Originally Posted by KevinVM20
I was working on a problem. I know that I am supposed to solve for the unknown. I just don't know what exactly the unknown is.

Here is the problem-

I can look out my window and see the top of a tower. On the map, I see that it is 2 miles away. I read somewhere that the tower is 500 feet tall. As I look at the tower, I see that the top leaves of a tree sometimes get in the way of the top of the tower. The tree is 50 yards from where I sit. How tall is the tree?

How do I put this problem into an equation and what is the equation?

Thanks for all potential help.

Do you know how to use the Intercept theorem ?
• Aug 31st 2008, 11:08 AM
KevinVM20
no
• Aug 31st 2008, 11:37 AM
Soroban
Hello, KevinVM20!

. . the unknown is obviously the height of the tree.

Quote:

I can look out my window and see the top of a tower.
On the map, I see that it is 2 miles away.
I read somewhere that the tower is 500 feet tall.
As I look at the tower, I see that the top leaves of a tree
sometimes get in the way of the top of the tower. **
The tree is 50 yards from where I sit.
How tall is the tree?

** I assume this means that the top of tree lines up
. . with the line-of-sight to the top of the tower.

We further assume that your eye and the base of the tower are at the same height.

Let $\displaystyle h$ = height of the tree (in feet).
Change all units to feet.
Code:

                              *                           *  |                       *      |                   *          | 500               *  |h          |           *      |          |       * - - - - - * - - - - - *       : -  150  - :       : - - - 10,560  - - - - :

From the two similar right triangles, we have: .$\displaystyle \frac{h}{150} \:=\:\frac{500}{10,560}$

Therefore: .$\displaystyle h \;=\;\frac{75,000}{10,560} \;=\;\frac{625}{88} \;\approx\;7.1\text{ feet}$

• Aug 31st 2008, 12:20 PM
KevinVM20
Thank you very much Soroban! I now have a better understanding.

Quote:

Originally Posted by Soroban
Hello, KevinVM20!

. . the unknown is obviously the height of the tree.

** I assume this means that the top of tree lines up
. . with the line-of-sight to the top of the tower.

We further assume that your eye and the base of the tower are at the same height.

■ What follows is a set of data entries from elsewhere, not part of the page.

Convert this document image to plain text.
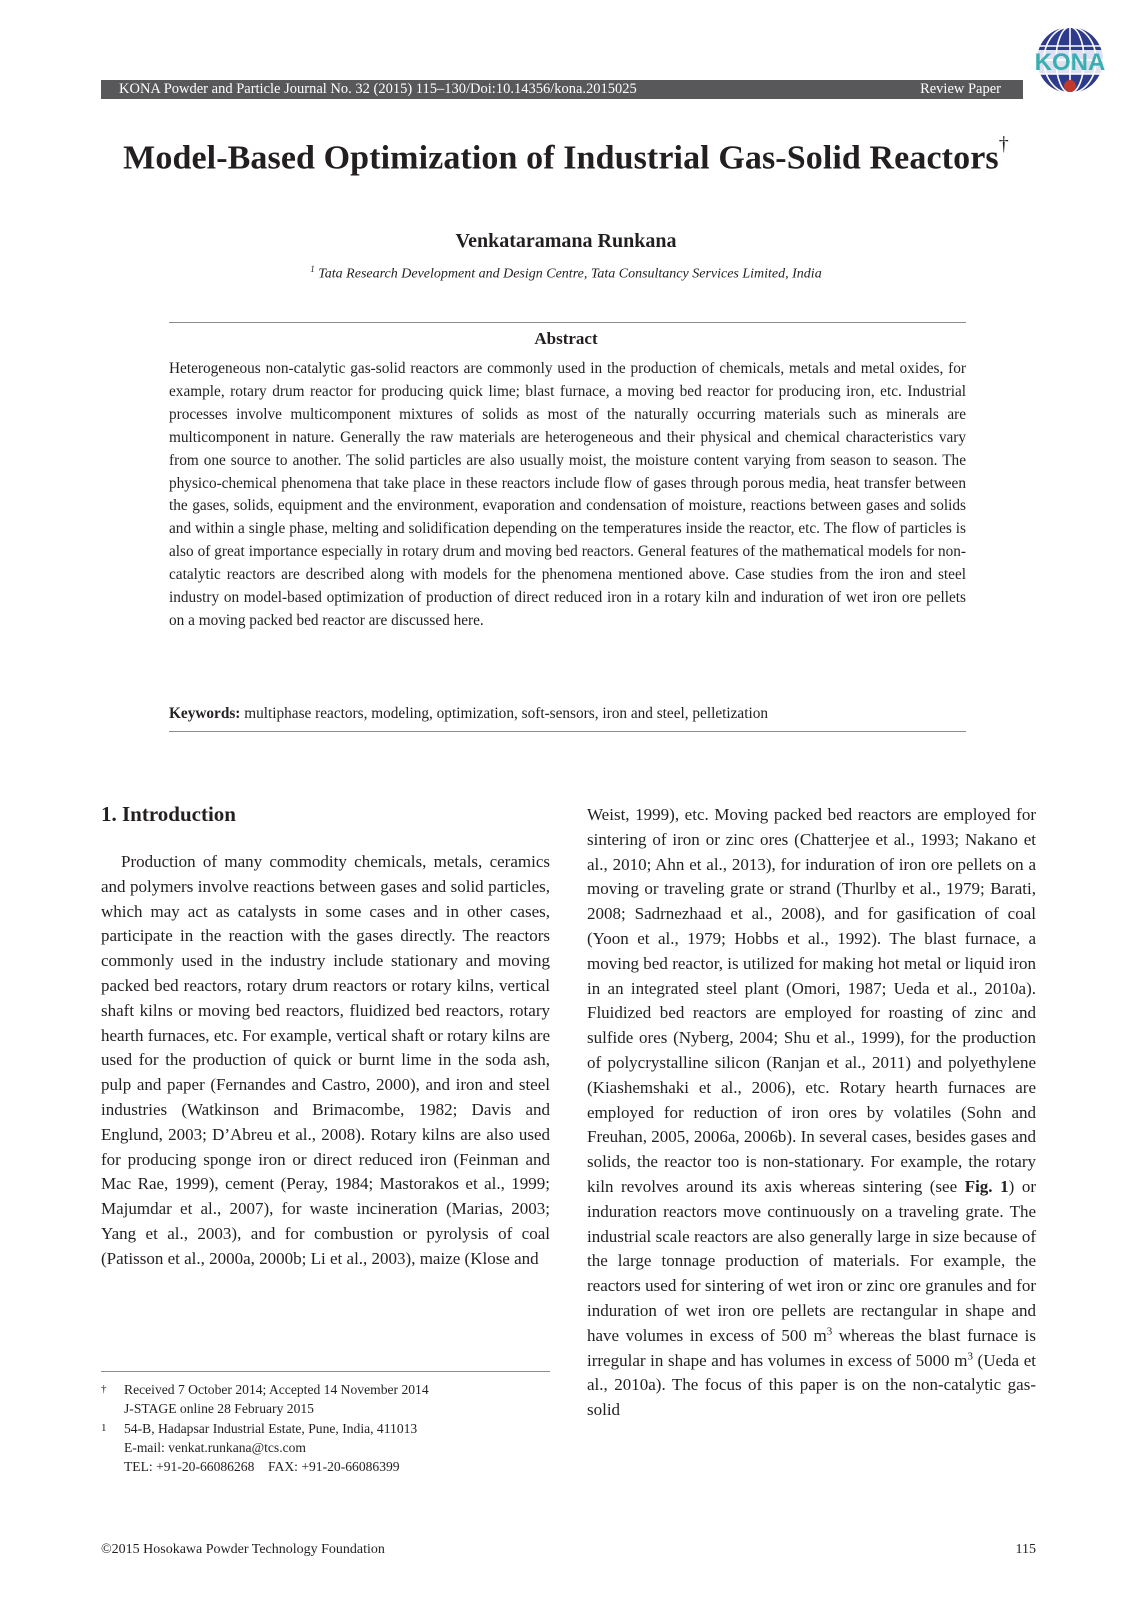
KONA Powder and Particle Journal No. 32 (2015) 115–130/Doi:10.14356/kona.2015025	Review Paper
KONA
Model-Based Optimization of Industrial Gas-Solid Reactors†
Venkataramana Runkana
$^1$ Tata Research Development and Design Centre, Tata Consultancy Services Limited, India
Abstract
Heterogeneous non-catalytic gas-solid reactors are commonly used in the production of chemicals, metals and metal oxides, for example, rotary drum reactor for producing quick lime; blast furnace, a moving bed reactor for producing iron, etc. Industrial processes involve multicomponent mixtures of solids as most of the naturally occurring materials such as minerals are multicomponent in nature. Generally the raw materials are heterogeneous and their physical and chemical characteristics vary from one source to another. The solid particles are also usually moist, the moisture content varying from season to season. The physico-chemical phenomena that take place in these reactors include flow of gases through porous media, heat transfer between the gases, solids, equipment and the environment, evaporation and condensation of moisture, reactions between gases and solids and within a single phase, melting and solidification depending on the temperatures inside the reactor, etc. The flow of particles is also of great importance especially in rotary drum and moving bed reactors. General features of the mathematical models for non-catalytic reactors are described along with models for the phenomena mentioned above. Case studies from the iron and steel industry on model-based optimization of production of direct reduced iron in a rotary kiln and induration of wet iron ore pellets on a moving packed bed reactor are discussed here.
Keywords: multiphase reactors, modeling, optimization, soft-sensors, iron and steel, pelletization
1. Introduction
Production of many commodity chemicals, metals, ceramics and polymers involve reactions between gases and solid particles, which may act as catalysts in some cases and in other cases, participate in the reaction with the gases directly. The reactors commonly used in the industry include stationary and moving packed bed reactors, rotary drum reactors or rotary kilns, vertical shaft kilns or moving bed reactors, fluidized bed reactors, rotary hearth furnaces, etc. For example, vertical shaft or rotary kilns are used for the production of quick or burnt lime in the soda ash, pulp and paper (Fernandes and Castro, 2000), and iron and steel industries (Watkinson and Brimacombe, 1982; Davis and Englund, 2003; D’Abreu et al., 2008). Rotary kilns are also used for producing sponge iron or direct reduced iron (Feinman and Mac Rae, 1999), cement (Peray, 1984; Mastorakos et al., 1999; Majumdar et al., 2007), for waste incineration (Marias, 2003; Yang et al., 2003), and for combustion or pyrolysis of coal (Patisson et al., 2000a, 2000b; Li et al., 2003), maize (Klose and
Weist, 1999), etc. Moving packed bed reactors are employed for sintering of iron or zinc ores (Chatterjee et al., 1993; Nakano et al., 2010; Ahn et al., 2013), for induration of iron ore pellets on a moving or traveling grate or strand (Thurlby et al., 1979; Barati, 2008; Sadrnezhaad et al., 2008), and for gasification of coal (Yoon et al., 1979; Hobbs et al., 1992). The blast furnace, a moving bed reactor, is utilized for making hot metal or liquid iron in an integrated steel plant (Omori, 1987; Ueda et al., 2010a). Fluidized bed reactors are employed for roasting of zinc and sulfide ores (Nyberg, 2004; Shu et al., 1999), for the production of polycrystalline silicon (Ranjan et al., 2011) and polyethylene (Kiashemshaki et al., 2006), etc. Rotary hearth furnaces are employed for reduction of iron ores by volatiles (Sohn and Freuhan, 2005, 2006a, 2006b). In several cases, besides gases and solids, the reactor too is non-stationary. For example, the rotary kiln revolves around its axis whereas sintering (see Fig. 1) or induration reactors move continuously on a traveling grate. The industrial scale reactors are also generally large in size because of the large tonnage production of materials. For example, the reactors used for sintering of wet iron or zinc ore granules and for induration of wet iron ore pellets are rectangular in shape and have volumes in excess of 500 $m^3$ whereas the blast furnace is irregular in shape and has volumes in excess of 5000 $m^3$ (Ueda et al., 2010a). The focus of this paper is on the non-catalytic gas-solid
† Received 7 October 2014; Accepted 14 November 2014
J-STAGE online 28 February 2015
1 54-B, Hadapsar Industrial Estate, Pune, India, 411013
E-mail: venkat.runkana@tcs.com
TEL: +91-20-66086268    FAX: +91-20-66086399
©2015 Hosokawa Powder Technology Foundation	115
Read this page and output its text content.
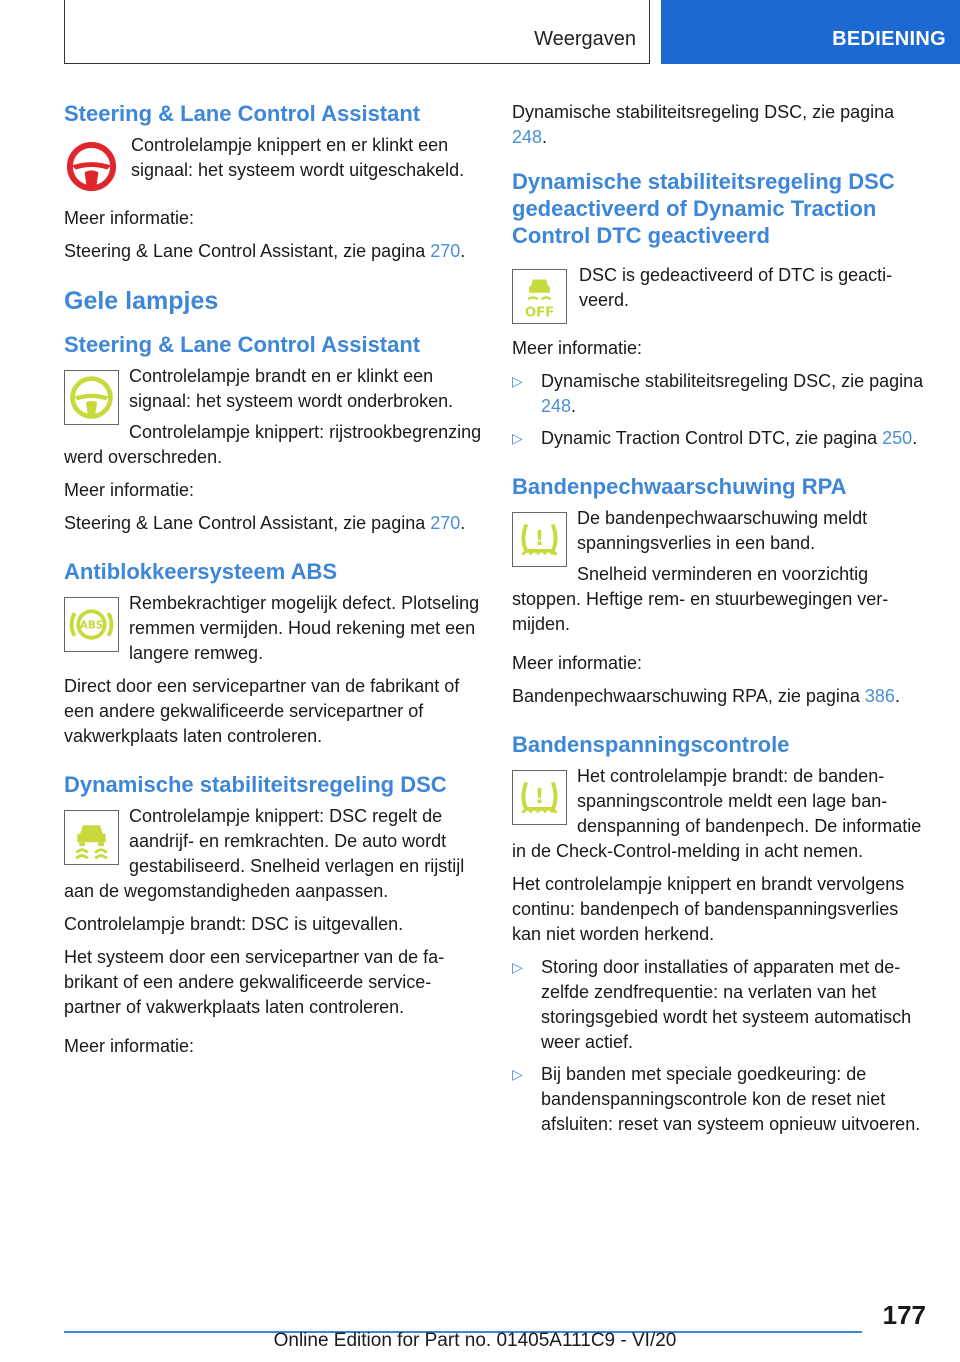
Weergaven	BEDIENING
Steering & Lane Control Assistant
Controlelampje knippert en er klinkt een signaal: het systeem wordt uitgeschakeld.

Meer informatie:

Steering & Lane Control Assistant, zie pagina 270.

Gele lampjes
Steering & Lane Control Assistant

Controlelampje brandt en er klinkt een signaal: het systeem wordt onderbroken.

Controlelampje knippert: rijstrookbegrenzing werd overschreden.

Meer informatie:

Steering & Lane Control Assistant, zie pagina 270.

Antiblokkeersysteem ABS
ABS

Rembekrachtiger mogelijk defect. Plotseling remmen vermijden. Houd rekening met een langere remweg.

Direct door een servicepartner van de fabrikant of een andere gekwalificeerde servicepartner of vakwerkplaats laten controleren.

Dynamische stabiliteitsregeling DSC

Controlelampje knippert: DSC regelt de aandrijf- en remkrachten. De auto wordt gestabiliseerd. Snelheid verlagen en rijstijl aan de wegomstandigheden aanpassen.

Controlelampje brandt: DSC is uitgevallen.

Het systeem door een servicepartner van de fabrikant of een andere gekwalificeerde servicepartner of vakwerkplaats laten controleren.

Meer informatie:

Dynamische stabiliteitsregeling DSC, zie pagina 248.

Dynamische stabiliteitsregeling DSC gedeactiveerd of Dynamic Traction Control DTC geactiveerd
OFF
DSC is gedeactiveerd of DTC is geactiveerd.

Meer informatie:

▷ Dynamische stabiliteitsregeling DSC, zie pagina 248.
▷ Dynamic Traction Control DTC, zie pagina 250.
Bandenpechwaarschuwing RPA
!

De bandenpechwaarschuwing meldt spanningsverlies in een band.

Snelheid verminderen en voorzichtig stoppen. Heftige rem- en stuurbewegingen vermijden.

Meer informatie:

Bandenpechwaarschuwing RPA, zie pagina 386.

Bandenspanningscontrole
!

Het controlelampje brandt: de bandenspanningscontrole meldt een lage bandenspanning of bandenpech. De informatie in de Check-Control-melding in acht nemen.

Het controlelampje knippert en brandt vervolgens continu: bandenpech of bandenspanningsverlies kan niet worden herkend.

▷ Storing door installaties of apparaten met dezelfde zendfrequentie: na verlaten van het storingsgebied wordt het systeem automatisch weer actief.
▷ Bij banden met speciale goedkeuring: de bandenspanningscontrole kon de reset niet afsluiten: reset van systeem opnieuw uitvoeren.
177
Online Edition for Part no. 01405A111C9 - VI/20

Let $\displaystyle h$ = height of the tree (in feet).
Change all units to feet.
Code:

                              *                           *  |                       *      |                   *          | 500               *  |h          |           *      |          |       * - - - - - * - - - - - *       : -  150  - :       : - - - 10,560  - - - - :

From the two similar right triangles, we have: .$\displaystyle \frac{h}{150} \:=\:\frac{500}{10,560}$

Therefore: .$\displaystyle h \;=\;\frac{75,000}{10,560} \;=\;\frac{625}{88} \;\approx\;7.1\text{ feet}$